EquiFriends charged $325 for a 10-week session, about a third of what it cost the organization to provide the service.

The program was modeled on Little Bit, a similar horse-therapy organization in Woodinville.

Instructors at the EquiFriends ranch used horses to improve riders’ mobility and agility, strengthen muscles and build self-confidence. Riders participated in vaulting exercises and dressage, which involves using body movements to guide a horse through various maneuvers.

“You can’t imagine what it is like to watch. Kids who can’t sit up for 10 minutes are even getting their hands off the saddle and are playing,” said Carrie Cormier, who was executive director at EquiFriends. “Wait lists are long [at therapeutic-equestrian programs] and insurance doesn’t pay. For many of our students this is the highlight of their week.”

Sharon Bartlett, who lives in Albuquerque, N.M., sent her 15-year-old developmentally disabled daughter, Rachel, to live with her grandmother in Mukilteo in August so she could get lessons at EquiFriends.

“She has academic levels of third and fourth grade. But with these animals there is no judging; the horses make them realize if they can do that [ride] they can go out into the world,” Bartlett said. “My husband said she’s growing up. She’s more articulate and more confident.”

McBride, a Redmond lawyer, said he has dipped into his personal savings account to pay employees’ final paychecks and other expenses, but one employee said not all have been paid.

McBride said they picked Wednesday to close the ranch because it was the last day in the employees’ pay period.

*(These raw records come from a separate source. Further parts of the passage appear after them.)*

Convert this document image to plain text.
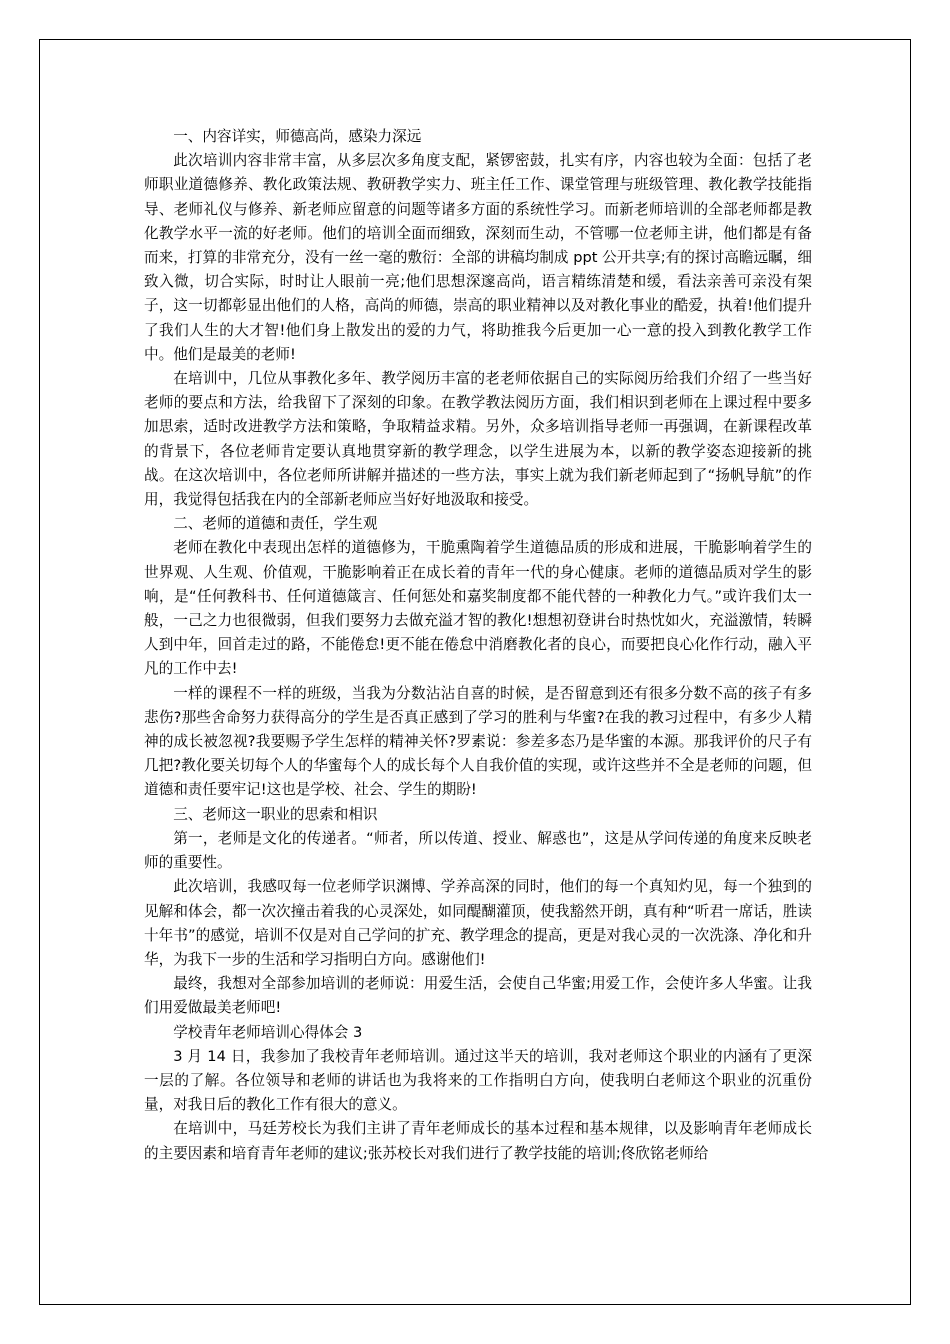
一、内容详实，师德高尚，感染力深远

此次培训内容非常丰富，从多层次多角度支配，紧锣密鼓，扎实有序，内容也较为全面：包括了老师职业道德修养、教化政策法规、教研教学实力、班主任工作、课堂管理与班级管理、教化教学技能指导、老师礼仪与修养、新老师应留意的问题等诸多方面的系统性学习。而新老师培训的全部老师都是教化教学水平一流的好老师。他们的培训全面而细致，深刻而生动，不管哪一位老师主讲，他们都是有备而来，打算的非常充分，没有一丝一毫的敷衍：全部的讲稿均制成 ppt 公开共享;有的探讨高瞻远瞩，细致入微，切合实际，时时让人眼前一亮;他们思想深邃高尚，语言精练清楚和缓，看法亲善可亲没有架子，这一切都彰显出他们的人格，高尚的师德，崇高的职业精神以及对教化事业的酷爱，执着!他们提升了我们人生的大才智!他们身上散发出的爱的力气，将助推我今后更加一心一意的投入到教化教学工作中。他们是最美的老师!

在培训中，几位从事教化多年、教学阅历丰富的老老师依据自己的实际阅历给我们介绍了一些当好老师的要点和方法，给我留下了深刻的印象。在教学教法阅历方面，我们相识到老师在上课过程中要多加思索，适时改进教学方法和策略，争取精益求精。另外，众多培训指导老师一再强调，在新课程改革的背景下，各位老师肯定要认真地贯穿新的教学理念，以学生进展为本，以新的教学姿态迎接新的挑战。在这次培训中，各位老师所讲解并描述的一些方法，事实上就为我们新老师起到了“扬帆导航”的作用，我觉得包括我在内的全部新老师应当好好地汲取和接受。

二、老师的道德和责任，学生观

老师在教化中表现出怎样的道德修为，干脆熏陶着学生道德品质的形成和进展，干脆影响着学生的世界观、人生观、价值观，干脆影响着正在成长着的青年一代的身心健康。老师的道德品质对学生的影响，是“任何教科书、任何道德箴言、任何惩处和嘉奖制度都不能代替的一种教化力气。”或许我们太一般，一己之力也很微弱，但我们要努力去做充溢才智的教化!想想初登讲台时热忱如火，充溢激情，转瞬人到中年，回首走过的路，不能倦怠!更不能在倦怠中消磨教化者的良心，而要把良心化作行动，融入平凡的工作中去!

一样的课程不一样的班级，当我为分数沾沾自喜的时候，是否留意到还有很多分数不高的孩子有多悲伤?那些舍命努力获得高分的学生是否真正感到了学习的胜利与华蜜?在我的教习过程中，有多少人精神的成长被忽视?我要赐予学生怎样的精神关怀?罗素说：参差多态乃是华蜜的本源。那我评价的尺子有几把?教化要关切每个人的华蜜每个人的成长每个人自我价值的实现，或许这些并不全是老师的问题，但道德和责任要牢记!这也是学校、社会、学生的期盼!

三、老师这一职业的思索和相识

第一，老师是文化的传递者。“师者，所以传道、授业、解惑也”，这是从学问传递的角度来反映老师的重要性。

此次培训，我感叹每一位老师学识渊博、学养高深的同时，他们的每一个真知灼见，每一个独到的见解和体会，都一次次撞击着我的心灵深处，如同醍醐灌顶，使我豁然开朗，真有种“听君一席话，胜读十年书”的感觉，培训不仅是对自己学问的扩充、教学理念的提高，更是对我心灵的一次洗涤、净化和升华，为我下一步的生活和学习指明白方向。感谢他们!

最终，我想对全部参加培训的老师说：用爱生活，会使自己华蜜;用爱工作，会使许多人华蜜。让我们用爱做最美老师吧!

学校青年老师培训心得体会 3

3 月 14 日，我参加了我校青年老师培训。通过这半天的培训，我对老师这个职业的内涵有了更深一层的了解。各位领导和老师的讲话也为我将来的工作指明白方向，使我明白老师这个职业的沉重份量，对我日后的教化工作有很大的意义。

在培训中，马廷芳校长为我们主讲了青年老师成长的基本过程和基本规律，以及影响青年老师成长的主要因素和培育青年老师的建议;张苏校长对我们进行了教学技能的培训;佟欣铭老师给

EquiFriends is looking to sell its 3-acre property, 10 therapy horses and other items to dig itself out of the hole, Day said. The horses are now being cared for by a former employee and will be turned over to Little Bit for care through early next year, McBride said.

McBride said the board hopes to have a spaghetti feed to raise enough money to repay families who will miss out on lessons they have already paid for.

The fall auction and dinner, which in the past has attracted about 200 people, typically generates nearly $100,000 in donations to help cover the ranch’s $375,000 annual budget, McBride said.

While Day and employees are confident that this is the end of EquiFriends, McBride said is he hopeful they can somehow reopen.